هَاأَنتُمْ أُوْلاء تُحِبُّونَهُمْ وَلاَ يُحِبُّونَكُمْ وَتُؤْمِنُونَ بِالْكِتَابِ كُلِّهِ وَإِذَا لَقُوكُمْ قَالُواْ آمَنَّا وَإِذَا خَلَوْاْ عَضُّواْ عَلَيْكُمُ الأَنَامِلَ مِنَ الْغَيْظِ قُلْ مُوتُواْ بِغَيْظِكُمْ إِنَّ اللّهَ عَلِيمٌ بِذَاتِ الصُّدُورِ
Resim---“Hâ entum ulâi tuhıbbûnehum ve lâ yuhıbbûnekum ve tû’minûne bil kitâbi kullih(kullihi), ve izâ lekûkum kâlû âmennâ, ve izâ halev addû aleykumul enâmile minel gayz(gayzi), kul mûtû bi gayzikum, innallâhe alîmun bi zâtis sudûr(sudûri).: Sizler, işte böylesiniz; onları SEVersiniz, oysa onlar sizi sevmezler. Siz Kitabın tümüne inanırsınız, onlar sizinle karşılaştıklarında "inandık" derler, kendi başlarına kaldıklarında ise, size olan kin ve öfkelerinden dolayı parmak uçlarını ısırırlar. De ki: "Kin ve öfkenizle ölün." Şüphesiz ALLAH, sinelerin özünde saklı duranı bilendir.” (Âl-i İmrân 3/119)

إِذْ قَالُواْ لَيُوسُفُ وَأَخُوهُ أَحَبُّ إِلَى أَبِينَا مِنَّا وَنَحْنُ عُصْبَةٌ إِنَّ أَبَانَا لَفِي ضَلاَلٍ مُّبِينٍ
Resim---“İz kâlû le yûsufu ve ehûhu ehabbu ilâ ebînâ minnâ ve nahnu usbeh(usbehtun), inne ebânâ le fî dalâlin mubîn(mubînin).: (Kardeşleri) dediler ki: Yusufla kardeşi (Bünyamin) babamıza bizden daha sevgilidir.

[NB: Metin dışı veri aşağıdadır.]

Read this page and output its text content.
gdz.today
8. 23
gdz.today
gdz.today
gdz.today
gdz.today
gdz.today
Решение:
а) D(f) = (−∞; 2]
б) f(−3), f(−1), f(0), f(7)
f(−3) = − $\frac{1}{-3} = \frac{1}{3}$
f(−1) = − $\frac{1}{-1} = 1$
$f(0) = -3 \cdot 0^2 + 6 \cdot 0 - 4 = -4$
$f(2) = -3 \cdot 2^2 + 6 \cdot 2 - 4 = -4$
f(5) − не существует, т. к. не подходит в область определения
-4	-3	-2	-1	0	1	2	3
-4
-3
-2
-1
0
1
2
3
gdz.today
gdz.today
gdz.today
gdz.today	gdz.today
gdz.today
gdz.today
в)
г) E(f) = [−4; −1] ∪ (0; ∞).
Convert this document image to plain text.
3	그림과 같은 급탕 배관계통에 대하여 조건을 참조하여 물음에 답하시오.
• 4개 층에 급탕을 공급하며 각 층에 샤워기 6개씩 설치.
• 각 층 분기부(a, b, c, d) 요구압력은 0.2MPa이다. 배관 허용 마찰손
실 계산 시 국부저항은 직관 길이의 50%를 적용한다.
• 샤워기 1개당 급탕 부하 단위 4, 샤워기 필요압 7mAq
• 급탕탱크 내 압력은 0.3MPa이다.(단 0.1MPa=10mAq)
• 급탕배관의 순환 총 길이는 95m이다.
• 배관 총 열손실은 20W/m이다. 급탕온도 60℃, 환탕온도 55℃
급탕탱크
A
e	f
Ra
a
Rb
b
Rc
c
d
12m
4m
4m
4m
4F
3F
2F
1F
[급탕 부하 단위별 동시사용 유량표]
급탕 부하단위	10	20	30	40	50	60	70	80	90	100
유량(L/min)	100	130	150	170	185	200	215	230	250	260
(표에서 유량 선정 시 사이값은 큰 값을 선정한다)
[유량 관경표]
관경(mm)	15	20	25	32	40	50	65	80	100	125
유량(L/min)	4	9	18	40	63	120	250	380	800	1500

Halbuki biz kalabalık bir cemaatiz. Şüphesiz ki babamız apaçık bir yanlışlık içindedir.” (Yûsuf 12/8)

وَقَالَ نِسْوَةٌ فِي الْمَدِينَةِ امْرَأَةُ الْعَزِيزِ تُرَاوِدُ فَتَاهَا عَن نَّفْسِهِ قَدْ شَغَفَهَا حُبًّا إِنَّا لَنَرَاهَا فِي ضَلاَلٍ مُّبِينٍ
Resim---“Ve kâle nisvetun fîl medînetimre’etul azîzi turâvidu fetâhâ an nefsih(nefsihî), kad şegafehâ hubbâ(hubben), innâ le nerâhâ fî dalâlin mubîn(mubînin).: Şehirde (birtakım) kadınlar: "Aziz (Vezir)'in karısı kendi uşağının nefsinden murad almak istiyormuş. Öyle ki sevgi onun bağrına sinmiş. Biz doğrusu onu açıkça bir sapıklık içinde görüyoruz." dedi.” (Yûsuf 12/30)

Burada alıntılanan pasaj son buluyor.